Great picture of SW & the 7Ds. One of the first pieces of sheet music I bought, when I started collecting, was the sheet music for "Some Day My Prince Will Come", with a very similar picture on the cover. I think you're right about the feather in Robin Hood's hat.
My weekend (since you asked) has so far been very different from what I thought it was going to be. I thought I was going to spend this afternoon seeing a new play by Austin Pendleton called "Orson's Shadow". The play sounds intriguing: it takes place in 1960, when Orson Welles was directing a production of Ionesco's play "Rhinoceros", which starred Laurence Olivier and Joan Plowright. Welles, Olivier, and Plowright are all characters in the play, as is Vivien Leigh, to whom Olivier was still married at the time. When I got to the theater, however, I found out that the performance had been cancelled because one of the actors was sick. (It's off-Broadway, so I guess they can't afford understudies.) The woman in the box office was very apologetic, and said they had tried to call ticketholders to tell them not to come, but they hadn't had time to reach everyone.
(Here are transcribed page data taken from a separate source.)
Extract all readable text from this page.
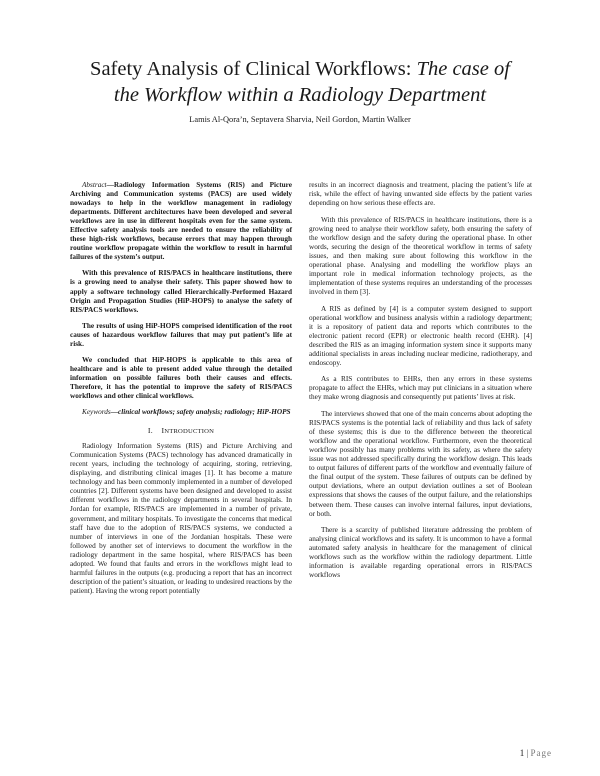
Safety Analysis of Clinical Workflows: The case of
the Workflow within a Radiology Department
Lamis Al-Qora’n, Septavera Sharvia, Neil Gordon, Martin Walker

Abstract—Radiology Information Systems (RIS) and Picture Archiving and Communication systems (PACS) are used widely nowadays to help in the workflow management in radiology departments. Different architectures have been developed and several workflows are in use in different hospitals even for the same system. Effective safety analysis tools are needed to ensure the reliability of these high-risk workflows, because errors that may happen through routine workflow propagate within the workflow to result in harmful failures of the system’s output.

With this prevalence of RIS/PACS in healthcare institutions, there is a growing need to analyse their safety. This paper showed how to apply a software technology called Hierarchically-Performed Hazard Origin and Propagation Studies (HiP-HOPS) to analyse the safety of RIS/PACS workflows.

The results of using HiP-HOPS comprised identification of the root causes of hazardous workflow failures that may put patient’s life at risk.

We concluded that HiP-HOPS is applicable to this area of healthcare and is able to present added value through the detailed information on possible failures both their causes and effects. Therefore, it has the potential to improve the safety of RIS/PACS workflows and other clinical workflows.

Keywords—clinical workflows; safety analysis; radiology; HiP-HOPS

I. INTRODUCTION

Radiology Information Systems (RIS) and Picture Archiving and Communication Systems (PACS) technology has advanced dramatically in recent years, including the technology of acquiring, storing, retrieving, displaying, and distributing clinical images [1]. It has become a mature technology and has been commonly implemented in a number of developed countries [2]. Different systems have been designed and developed to assist different workflows in the radiology departments in several hospitals. In Jordan for example, RIS/PACS are implemented in a number of private, government, and military hospitals. To investigate the concerns that medical staff have due to the adoption of RIS/PACS systems, we conducted a number of interviews in one of the Jordanian hospitals. These were followed by another set of interviews to document the workflow in the radiology department in the same hospital, where RIS/PACS has been adopted. We found that faults and errors in the workflows might lead to harmful failures in the outputs (e.g. producing a report that has an incorrect description of the patient’s situation, or leading to undesired reactions by the patient). Having the wrong report potentially

results in an incorrect diagnosis and treatment, placing the patient’s life at risk, while the effect of having unwanted side effects by the patient varies depending on how serious these effects are.

With this prevalence of RIS/PACS in healthcare institutions, there is a growing need to analyse their workflow safety, both ensuring the safety of the workflow design and the safety during the operational phase. In other words, securing the design of the theoretical workflow in terms of safety issues, and then making sure about following this workflow in the operational phase. Analysing and modelling the workflow plays an important role in medical information technology projects, as the implementation of these systems requires an understanding of the processes involved in them [3].

A RIS as defined by [4] is a computer system designed to support operational workflow and business analysis within a radiology department; it is a repository of patient data and reports which contributes to the electronic patient record (EPR) or electronic health record (EHR). [4] described the RIS as an imaging information system since it supports many additional specialists in areas including nuclear medicine, radiotherapy, and endoscopy.

As a RIS contributes to EHRs, then any errors in these systems propagate to affect the EHRs, which may put clinicians in a situation where they make wrong diagnosis and consequently put patients’ lives at risk.

The interviews showed that one of the main concerns about adopting the RIS/PACS systems is the potential lack of reliability and thus lack of safety of these systems; this is due to the difference between the theoretical workflow and the operational workflow. Furthermore, even the theoretical workflow possibly has many problems with its safety, as where the safety issue was not addressed specifically during the workflow design. This leads to output failures of different parts of the workflow and eventually failure of the final output of the system. These failures of outputs can be defined by output deviations, where an output deviation outlines a set of Boolean expressions that shows the causes of the output failure, and the relationships between them. These causes can involve internal failures, input deviations, or both.

There is a scarcity of published literature addressing the problem of analysing clinical workflows and its safety. It is uncommon to have a formal automated safety analysis in healthcare for the management of clinical workflows such as the workflow within the radiology department. Little information is available regarding operational errors in RIS/PACS workflows

1 | Page
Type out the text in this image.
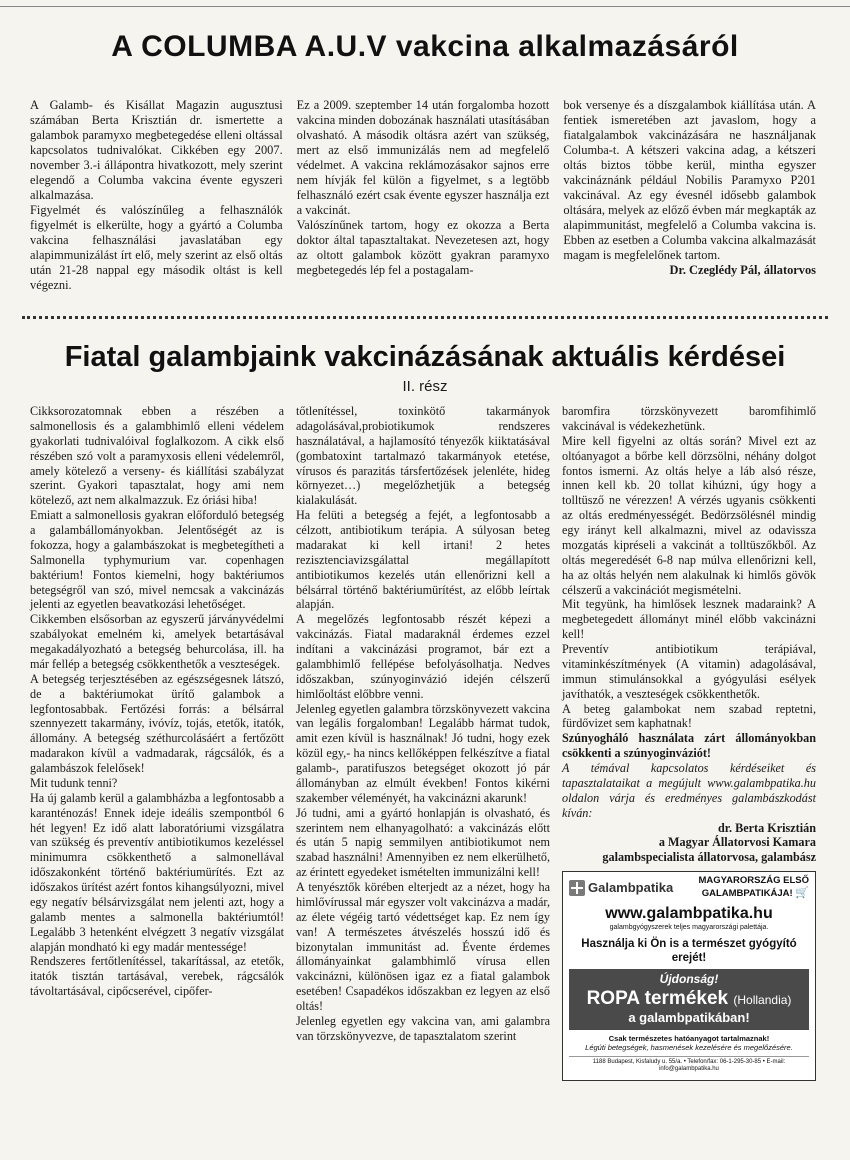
A COLUMBA A.U.V vakcina alkalmazásáról

A Galamb- és Kisállat Magazin augusztusi számában Berta Krisztián dr. ismertette a galambok paramyxo megbetegedése elleni oltással kapcsolatos tudnivalókat. Cikkében egy 2007. november 3.-i állápontra hivatkozott, mely szerint elegendő a Columba vakcina évente egyszeri alkalmazása.

Figyelmét és valószínűleg a felhasználók figyelmét is elkerülte, hogy a gyártó a Columba vakcina felhasználási javaslatában egy alapimmunizálást írt elő, mely szerint az első oltás után 21-28 nappal egy második oltást is kell végezni.

Ez a 2009. szeptember 14 után forgalomba hozott vakcina minden dobozának használati utasításában olvasható. A második oltásra azért van szükség, mert az első immunizálás nem ad megfelelő védelmet. A vakcina reklámozásakor sajnos erre nem hívják fel külön a figyelmet, s a legtöbb felhasználó ezért csak évente egyszer használja ezt a vakcinát.

Valószínűnek tartom, hogy ez okozza a Berta doktor által tapasztaltakat. Nevezetesen azt, hogy az oltott galambok között gyakran paramyxo megbetegedés lép fel a postagalam-

bok versenye és a díszgalambok kiállítása után. A fentiek ismeretében azt javaslom, hogy a fiatalgalambok vakcinázására ne használjanak Columba-t. A kétszeri vakcina adag, a kétszeri oltás biztos többe kerül, mintha egyszer vakcináznánk például Nobilis Paramyxo P201 vakcinával. Az egy évesnél idősebb galambok oltására, melyek az előző évben már megkapták az alapimmunitást, megfelelő a Columba vakcina is. Ebben az esetben a Columba vakcina alkalmazását magam is megfelelőnek tartom.

Dr. Czeglédy Pál, állatorvos

Fiatal galambjaink vakcinázásának aktuális kérdései
II. rész

Cikksorozatomnak ebben a részében a salmonellosis és a galambhimlő elleni védelem gyakorlati tudnivalóival foglalkozom. A cikk első részében szó volt a paramyxosis elleni védelemről, amely kötelező a verseny- és kiállítási szabályzat szerint. Gyakori tapasztalat, hogy ami nem kötelező, azt nem alkalmazzuk. Ez óriási hiba!

Emiatt a salmonellosis gyakran előforduló betegség a galambállományokban. Jelentőségét az is fokozza, hogy a galambászokat is megbetegítheti a Salmonella typhymurium var. copenhagen baktérium! Fontos kiemelni, hogy baktériumos betegségről van szó, mivel nemcsak a vakcinázás jelenti az egyetlen beavatkozási lehetőséget.

Cikkemben elsősorban az egyszerű járványvédelmi szabályokat emelném ki, amelyek betartásával megakadályozható a betegség behurcolása, ill. ha már fellép a betegség csökkenthetők a veszteségek.

A betegség terjesztésében az egészségesnek látszó, de a baktériumokat ürítő galambok a legfontosabbak. Fertőzési forrás: a bélsárral szennyezett takarmány, ivóvíz, tojás, etetők, itatók, állomány. A betegség széthurcolásáért a fertőzött madarakon kívül a vadmadarak, rágcsálók, és a galambászok felelősek!

Mit tudunk tenni?

Ha új galamb kerül a galambházba a legfontosabb a karanténozás! Ennek ideje ideális szempontból 6 hét legyen! Ez idő alatt laboratóriumi vizsgálatra van szükség és preventív antibiotikumos kezeléssel minimumra csökkenthető a salmonellával időszakonként történő baktériumürítés. Ezt az időszakos ürítést azért fontos kihangsúlyozni, mivel egy negatív bélsárvizsgálat nem jelenti azt, hogy a galamb mentes a salmonella baktériumtól! Legalább 3 hetenként elvégzett 3 negatív vizsgálat alapján mondható ki egy madár mentessége!

Rendszeres fertőtlenítéssel, takarítással, az etetők, itatók tisztán tartásával, verebek, rágcsálók távoltartásával, cipőcserével, cipőfer-

tőtlenítéssel, toxinkötő takarmányok adagolásával,probiotikumok rendszeres használatával, a hajlamosító tényezők kiiktatásával (gombatoxint tartalmazó takarmányok etetése, vírusos és parazitás társfertőzések jelenléte, hideg környezet…) megelőzhetjük a betegség kialakulását.

Ha felüti a betegség a fejét, a legfontosabb a célzott, antibiotikum terápia. A súlyosan beteg madarakat ki kell irtani! 2 hetes rezisztenciavizsgálattal megállapított antibiotikumos kezelés után ellenőrizni kell a bélsárral történő baktériumürítést, az előbb leírtak alapján.

A megelőzés legfontosabb részét képezi a vakcinázás. Fiatal madaraknál érdemes ezzel indítani a vakcinázási programot, bár ezt a galambhimlő fellépése befolyásolhatja. Nedves időszakban, szúnyoginvázió idején célszerű himlőoltást előbbre venni.

Jelenleg egyetlen galambra törzskönyvezett vakcina van legális forgalomban! Legalább hármat tudok, amit ezen kívül is használnak! Jó tudni, hogy ezek közül egy,- ha nincs kellőképpen felkészítve a fiatal galamb-, paratifuszos betegséget okozott jó pár állományban az elmúlt években! Fontos kikérni szakember véleményét, ha vakcinázni akarunk!

Jó tudni, ami a gyártó honlapján is olvasható, és szerintem nem elhanyagolható: a vakcinázás előtt és után 5 napig semmilyen antibiotikumot nem szabad használni! Amennyiben ez nem elkerülhető, az érintett egyedeket ismételten immunizálni kell!

A tenyésztők körében elterjedt az a nézet, hogy ha himlővírussal már egyszer volt vakcinázva a madár, az élete végéig tartó védettséget kap. Ez nem így van! A természetes átvészelés hosszú idő és bizonytalan immunitást ad. Évente érdemes állományainkat galambhimlő vírusa ellen vakcinázni, különösen igaz ez a fiatal galambok esetében! Csapadékos időszakban ez legyen az első oltás!

Jelenleg egyetlen egy vakcina van, ami galambra van törzskönyvezve, de tapasztalatom szerint

baromfira törzskönyvezett baromfihimlő vakcinával is védekezhetünk.

Mire kell figyelni az oltás során? Mivel ezt az oltóanyagot a bőrbe kell dörzsölni, néhány dolgot fontos ismerni. Az oltás helye a láb alsó része, innen kell kb. 20 tollat kihúzni, úgy hogy a tolltüsző ne vérezzen! A vérzés ugyanis csökkenti az oltás eredményességét. Bedörzsölésnél mindig egy irányt kell alkalmazni, mivel az odavissza mozgatás kipréseli a vakcinát a tolltüszőkből. Az oltás megeredését 6-8 nap múlva ellenőrizni kell, ha az oltás helyén nem alakulnak ki himlős gövök célszerű a vakcinációt megismételni.

Mit tegyünk, ha himlősek lesznek madaraink? A megbetegedett állományt minél előbb vakcinázni kell!

Preventív antibiotikum terápiával, vitaminkészítmények (A vitamin) adagolásával, immun stimulánsokkal a gyógyulási esélyek javíthatók, a veszteségek csökkenthetők.

A beteg galambokat nem szabad reptetni, fürdővizet sem kaphatnak!

Szúnyogháló használata zárt állományokban csökkenti a szúnyoginváziót!

A témával kapcsolatos kérdéseiket és tapasztalataikat a megújult www.galambpatika.hu oldalon várja és eredményes galambászkodást kíván:

dr. Berta Krisztián

a Magyar Állatorvosi Kamara

galambspecialista állatorvosa, galambász

Galambpatika	MAGYARORSZÁG ELSŐ
GALAMBPATIKÁJA! 🛒
www.galambpatika.hu
galambgyógyszerek teljes magyarországi palettája.
Használja ki Ön is a természet gyógyító erejét!
Újdonság!
ROPA termékek (Hollandia)
a galambpatikában!
Csak természetes hatóanyagot tartalmaznak!
Légúti betegségek, hasmenések kezelésére és megelőzésére.
1188 Budapest, Kisfaludy u. 55/a. • Telefon/fax: 06-1-295-30-85 • E-mail: info@galambpatika.hu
So I did some quick thinking and came up with Plan B for the afternoon, which was to go to the Metropolitan Museum and see an exhibition of Rubens drawings I've been meaning to see. It's a great show -- I think I probably like Rubens's drawings more than I like his paintings. Here are a couple of my favorites from the show. The first is a portrait of Rubens's first wife, who died at the age of 35. (Doesn't she look like someone you'd like to know?) The second is a portrait of Rubens's son Nicolaas. The thing around his neck is a coral necklace which, in the 17th century, was thought to protect children from disease.